What exactly is “use of a generic function”, and how strict is @pure in julia? Consider
@pure f() = 1+1
Do you agree this is an incorrect use of @pure? julia doc states:“Every function in Julia is a generic function”. Base.:(+) is a julia function.
Or is the use correct, because “1” is guaranteed to be an expression of type Int, and “1+1” compiles to a call of Base.:(+)(x::Int, y::Int) which is known to be a pure function?
In the linked post, a copy loop is to be optimized. For all keys of a NamedTuple, a property is copied. Optimized result is still a sequence of copy operations. In my case, I need to optimize away the whole loop (or recursion).
I adopted the tip of Tim Holy “You could try doing the recursion in the type domain, Tuple{:a, :b, :c}
using Base.tuple_type_head
and Base.tuple_type_tail
.” to my case.
_fielddescr then becomes:
@inline function _fielddescr5(::Type{PStruct{T}},s::Symbol) where T <: NamedTuple
_fielddescr5(Tuple{T.parameters[1]...}, T.parameters[2],s,0)
end
@inline function _fielddescr5(::Type{syms}, ::Type{types},s::Symbol,shift::Int) where {syms <: Tuple, types<:Tuple}
syms===Tuple{} && throw(ArgumentError(s))
type = Base.tuple_type_head(types)
if s===Base.tuple_type_head(syms)
return type, shift, bitsizeof(type)
end
_fielddescr5(Base.tuple_type_tail(syms),Base.tuple_type_tail(types),s,shift+bitsizeof(type))
end
@inline function getpropertyV5(x::PStruct{T},s::Symbol) where T<:NamedTuple
type,shift,bits = _fielddescr5(PStruct{T},s)
return _convert(type,_get(reinterpret(UInt64,x),shift,bits))
end
Benchmark results show recursion variant is quite good, but still about factor 500 slower than full constant propagation. I also tried a variant V6 with symbol parameter wrapped in Val and @inline assertions, it did not matter.
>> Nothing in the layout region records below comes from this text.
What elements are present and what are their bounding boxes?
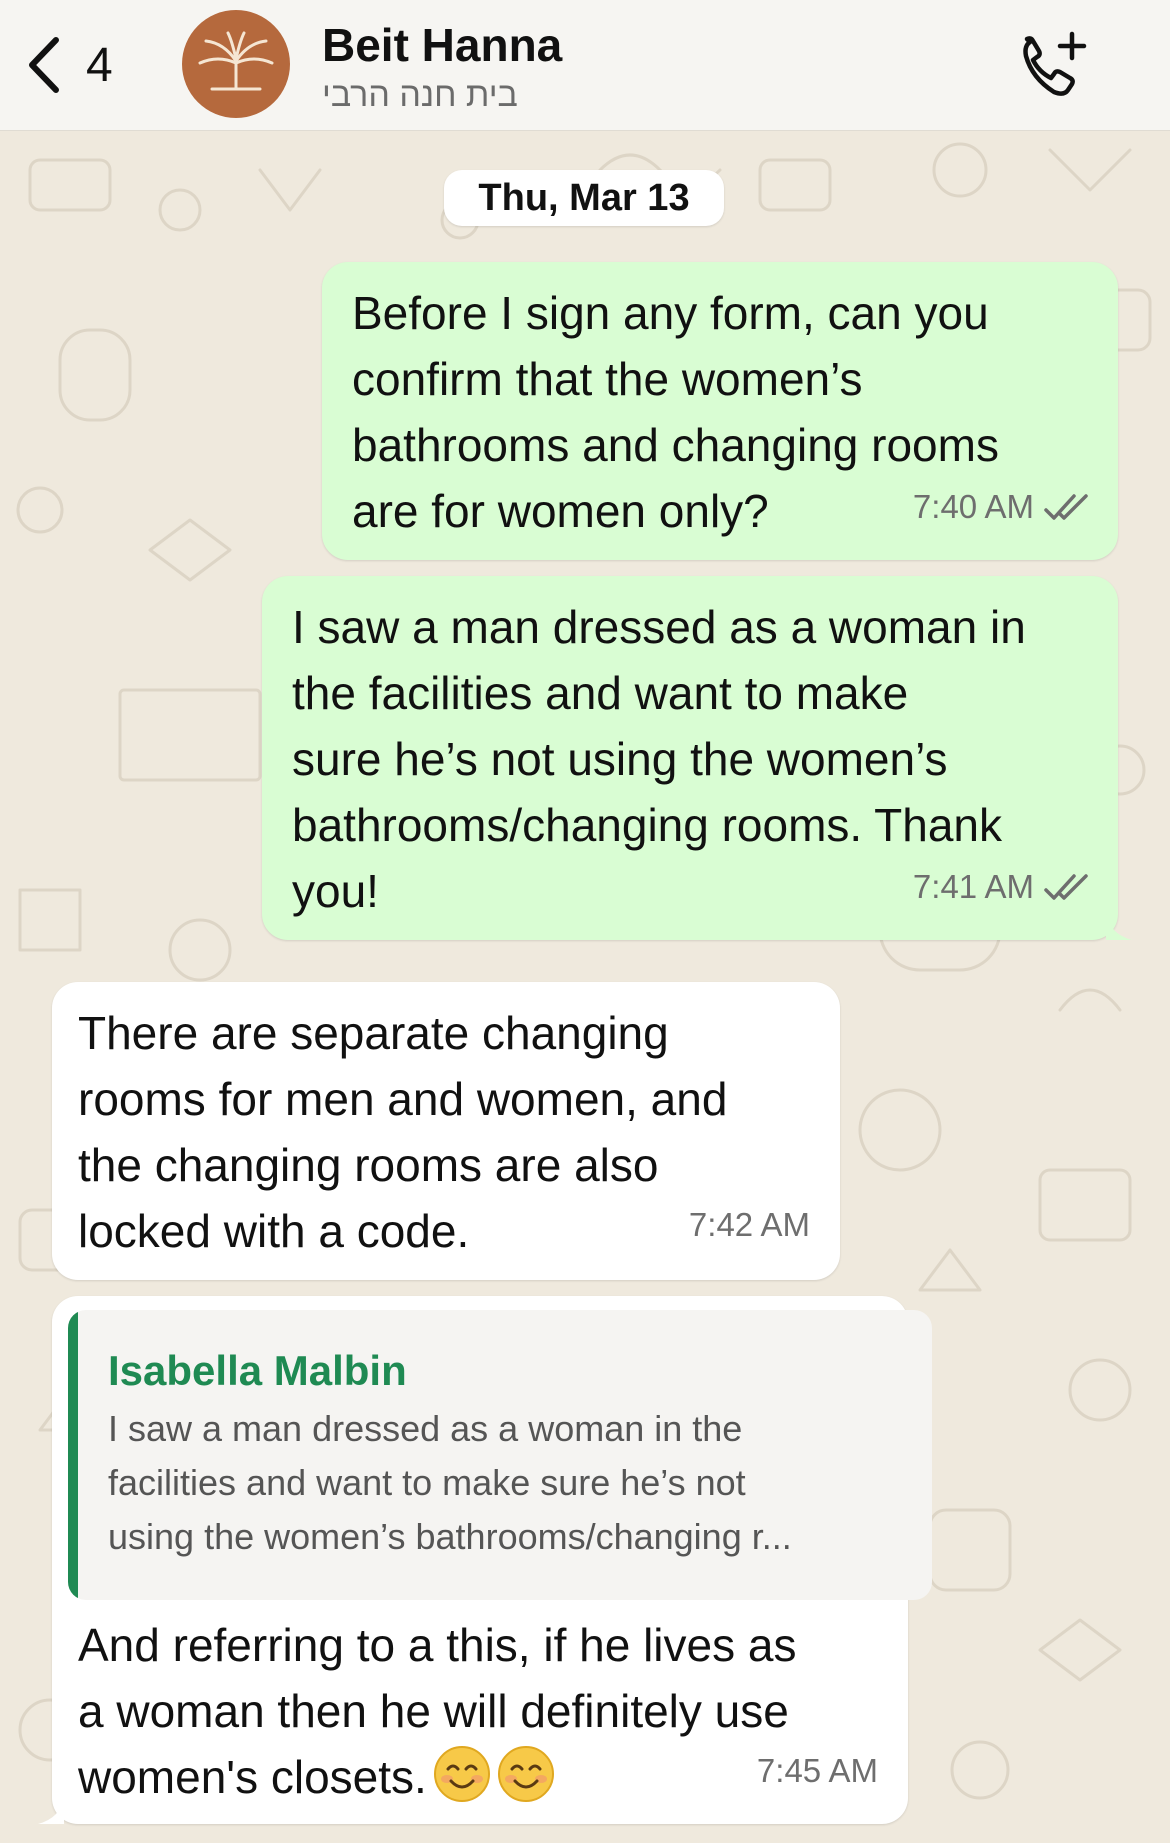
message-time: 7:42 AM	[688, 1206, 810, 1243]
message-bubble-outgoing[interactable]: Before I sign any form, can you confirm …	[322, 262, 1118, 560]
message-time: 7:40 AM	[912, 488, 1034, 525]
contact-name[interactable]: Beit Hanna	[322, 18, 562, 72]
add-call-button[interactable]	[1016, 28, 1092, 100]
smiling-face-icon	[497, 1746, 554, 1802]
message-bubble-incoming[interactable]: There are separate changing rooms for me…	[52, 982, 840, 1280]
message-time: 7:45 AM	[756, 1752, 878, 1789]
chat-header: 4 Beit Hanna בית חנה הרבי	[0, 0, 1170, 131]
add-call-icon	[1023, 31, 1087, 96]
message-bubble-incoming-reply[interactable]: Isabella Malbin I saw a man dressed as a…	[38, 1296, 932, 1824]
back-button[interactable]: 4	[24, 34, 113, 96]
quote-text: I saw a man dressed as a woman in the fa…	[108, 1408, 792, 1557]
quoted-message[interactable]: Isabella Malbin I saw a man dressed as a…	[68, 1310, 932, 1600]
bubble-tail	[38, 1798, 64, 1824]
contact-avatar[interactable]	[182, 10, 290, 118]
palm-logo-icon	[198, 31, 274, 91]
chevron-left-icon	[29, 37, 59, 93]
unread-count: 4	[86, 38, 113, 92]
double-check-icon	[1044, 874, 1088, 900]
smiling-face-icon	[433, 1746, 490, 1802]
message-time: 7:41 AM	[912, 868, 1034, 905]
message-meta: 7:41 AM	[913, 854, 1092, 920]
message-meta: 7:40 AM	[913, 474, 1092, 540]
message-bubble-outgoing[interactable]: I saw a man dressed as a woman in the fa…	[262, 576, 1132, 940]
double-check-icon	[1044, 494, 1088, 520]
quote-accent-bar	[68, 1310, 78, 1600]
date-separator: Thu, Mar 13	[444, 170, 724, 226]
contact-subtitle: בית חנה הרבי	[322, 76, 518, 114]
bubble-tail	[1106, 914, 1132, 940]
quote-author: Isabella Malbin	[108, 1347, 407, 1394]
message-meta: 7:45 AM	[757, 1738, 878, 1804]
message-meta: 7:42 AM	[689, 1192, 810, 1258]
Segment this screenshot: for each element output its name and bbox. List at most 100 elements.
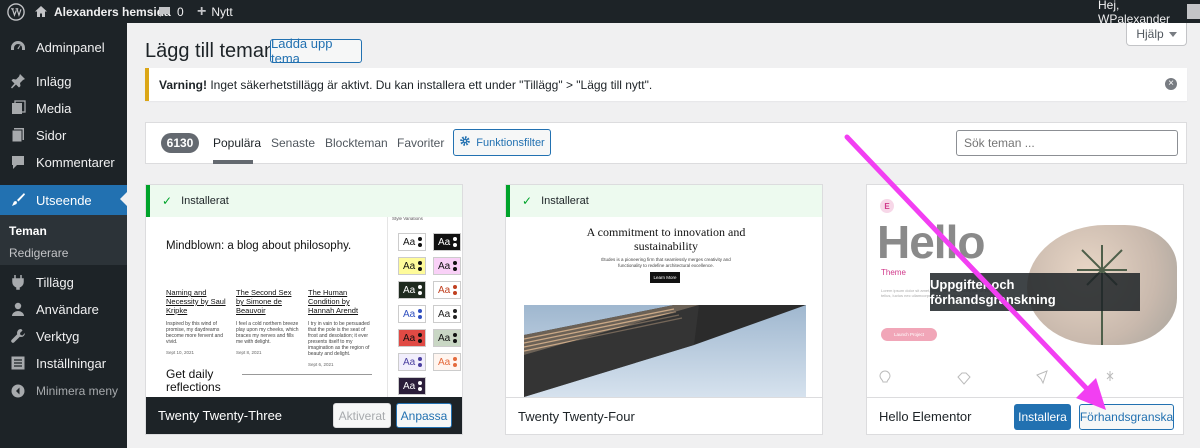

@btime bench(sv): some work on an ordinary struct, in a loop on a Vector to get stable timings
80.143 ns (0 allocations: 0 bytes)
@btime bench(psv): same work on PStruct having same fields as struct in preceding benchmark
2.487 ms (408 allocations: 6.38 KiB)
@btime benchV2(psv): same work, but using getpropertyV2 instead of getproperty for PStruct field access
428.500 μs (808 allocations: 18.88 KiB)
@btime benchV3(psv): same work, but handcoded getpropertyV3 replacing _fielddescr call by its result (simulated constant propagation)
116.484 ns (0 allocations: 0 bytes)
@btime benchV4(psv): same work, but handcoded getpropertyV4 with resulting SHIFT and AND operation
113.245 ns (0 allocations: 0 bytes)
@btime benchV5(psv): like V2, but recursive _fielddescr using Base.tuple_type_head and Base.tuple_type_tail in getpropertyV5
69.999 μs (96 allocations: 1.50 KiB)
@btime benchV6(psv): like V5, but symol wrapped in Val like in V3 and V4 and @inline assertions
69.999 μs (96 allocations: 1.50 KiB)
Code including these variants is now in Github.